My poor old boy had met his Maker at about the same time as I appropriated his angel puss from the house on Flinders Street.
As I would have to take Marceline to the vet’s for worming and maybe spaying, I kept Chris’s canvas shopping bag, gave her a new and nicer one I bought on my way to work.
Saturday May 14th, 1960
Would you believe it? David Murchison turned up not long after I got in from the vet’s. My poor old boy had certainly spent what he could on his angel puss, because the vet told me that she was already spayed. All I had to pay for were worming and yeast tablets, plus a couple of injections for feline fevers. Five bloody quid! So when David turned up on my doorstep, my mind was on my expensive cat and what a good lurk vets have.
When he saw Marceline curled up in my lap, David shuddered and made no attempt to come closer to me than the other side of the fireplace, where (on another meter, more pennies!) I had the gas fire going. Winter’s around the corner.
“Where did you get that?” he asked with a moue of distaste.
“From heaven, I suspect,” I answered. “I’m just back from the vet’s, and I can tell you that her name is Marceline, she’s spayed, and she’s about three years old.”
His only response was a
noise of revulsion, but he sat down opposite me in the other easy chair, stared at me out of the blue eyes I used to think so divine, and steepled his fingers.
“I hear you have a new girlfriend,” I said chattily.
His skin flushed, he looked annoyed. “No, I do not!” he said with a snap in his voice.
“Broke your mould, did she?”
“I am here,” he said stiffly, “to ask you to change your mind and come back to me. Rosemary was a rebound, that’s all.”
“David,” I said patiently, “you’re out of my life. I don’t want to see you, let alone go out with you.” “You’re cruel,” he muttered. “You’ve changed.”
“No, I haven’t changed, at least not where you’re concerned. But I am a different person. I’ve gained the courage to be direct and the hardness not to relent when people play on my sympathy. You may as well get your bum off my chair and piss off, because I don’t want you.”
“It isn’t fair!” he cried, hands unsteepled. “I love you! And I’m not going to take no for an answer.”
Right, Harriet Purcell, bring out the Big Bertha cannon. “I am not a virgin,”
I said.
“What?”
“You heard me. I am not a virgin.” “You’re joking! You’re fabricating!”
I laughed. “David, why can’t you believe the truth?” “Because you wouldn’t! You couldn’t!”
“I bloody could, and I bloody did.
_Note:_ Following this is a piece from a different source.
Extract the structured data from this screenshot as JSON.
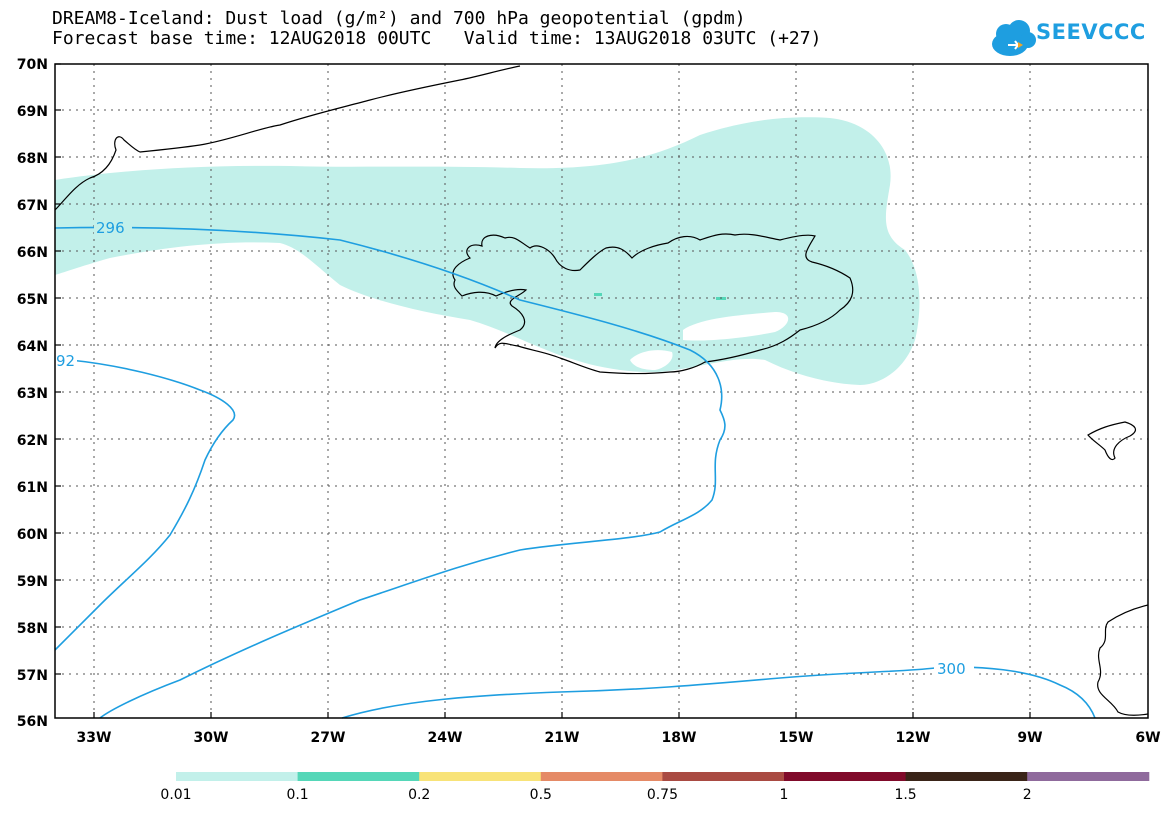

What’s more, I thoroughly enjoyed myself.” Fire the ten-ton shell, Harriet! “Added to that, he wasn’t precisely a white man, though he was a beautiful colour.”
David got up and left without another word.
“So,” I said to Toby later, “I’ve finally got rid of David for good, though I suspect it was more because my lover was an Indian than because I’ve had a lover.”
“No, a bit of both,” Toby said, grinning. “The silly clot! He ought to have seen the writing on the wall years ago. It’s women who choose their mates. If a man’s interested, he simply has to wait around with his cap in hand until she makes up her mind. And if she decides to give him the royal heave-ho, that’s too bad. I’ve seen it happen from dogs to dicky-birds. As for spiders”-he shuddered-“the ladies eat their mates.”